Jim Cramer: The FDIC Can't Handle All The Banks At Risk


We have seen the abyss, and it is the FDIC.

Yesterday we saw what will happen without a bailout bill. Most banks will simply cease to exist, IndyMac-style, as we can't possibly find enough buyers fast enough.

Then the FDIC will take them over. They will work to close them and send the deposits to deserving institutions and they will send the bad loans to, well, where? Where exactly? To the FDIC's Resolution Trust Fund? To the unlimited trust pool that it has?

That's what will happen, though. That must be the non-plan plan.

In some ways it isn't all bad, if the FDIC were set up to do it. The banks' execs get broomed. The loans should be negotiated with the government's workout group and sent to the FHA.

But there's one problem. Almost every bank in America needs to be taken over. Almost every bank in America has these same problems. The FDIC default solution leaves us with almost no competing banks, millions of customers who won't get loans because there is no competition for loans and a banking system that simply stops working altogether except for an anointed group who, through a wink and a nod, are told they will not go under no matter what.

In other words, the government anoints Bank of America (STOCK QUOTE: BAC), JPMorgan (STOCK QUOTE: JPM), U.S. Bancorp (STOCK QUOTE: USB), Citigroup (STOCK QUOTE: C) and Wells Fargo (STOCK QUOTE: WFC) and lets the rest fall.

And you know what? Even then you are still going to have to have a place for those bad boys to put their bad real estate loans.

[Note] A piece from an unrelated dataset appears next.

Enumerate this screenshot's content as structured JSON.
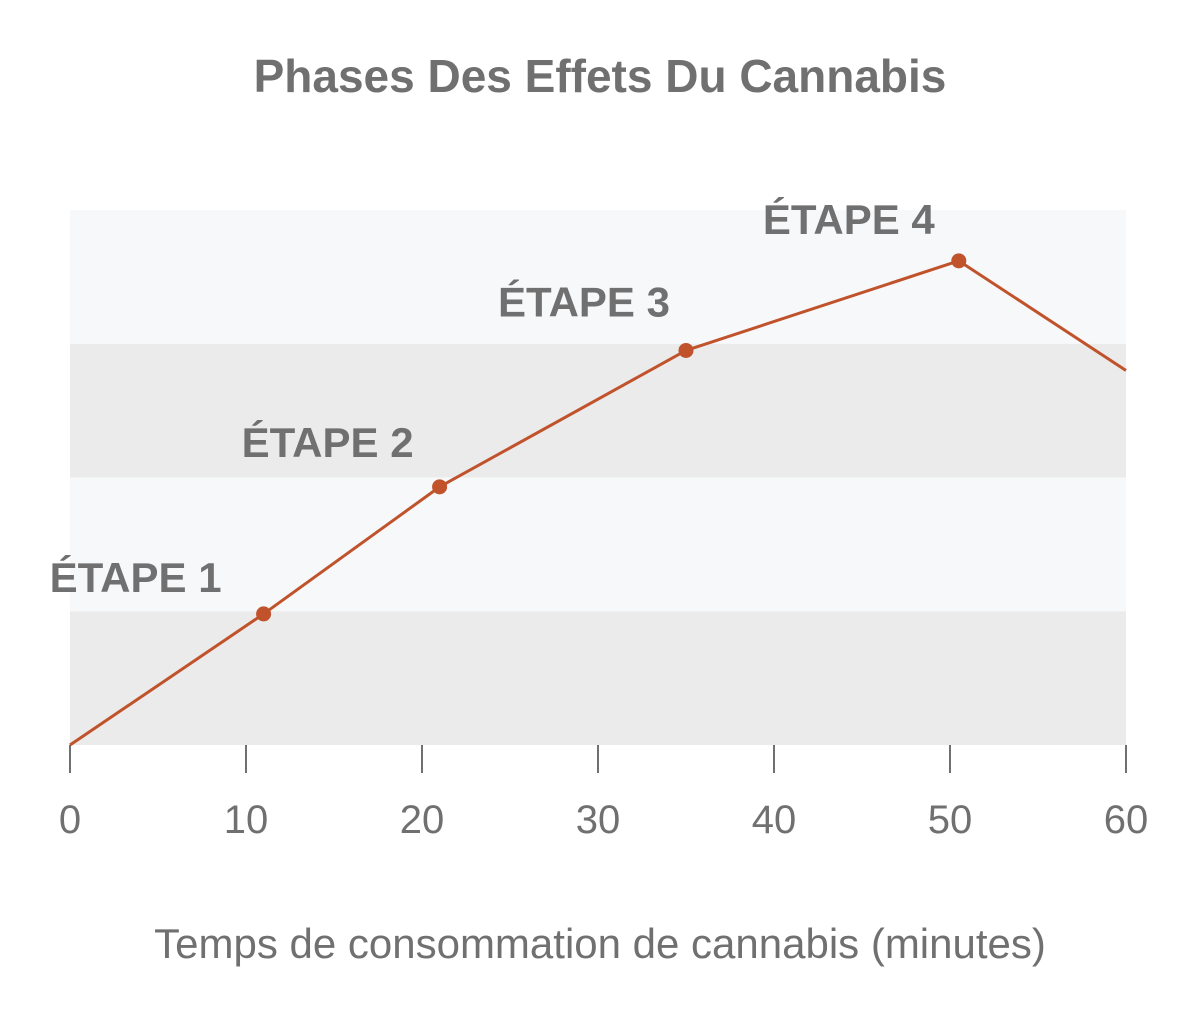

In the end, the FDIC decision wipes out hundreds of thousands of jobs, ends credit as we know it for most Americans and puts our whole country in the hands of five national banks that will still need a bailout!

Now there's a solution.

Why don't the balking congresspeople tell that to their constituents?

Then they might get it!

At the time of publication, Cramer was long JPMorgan.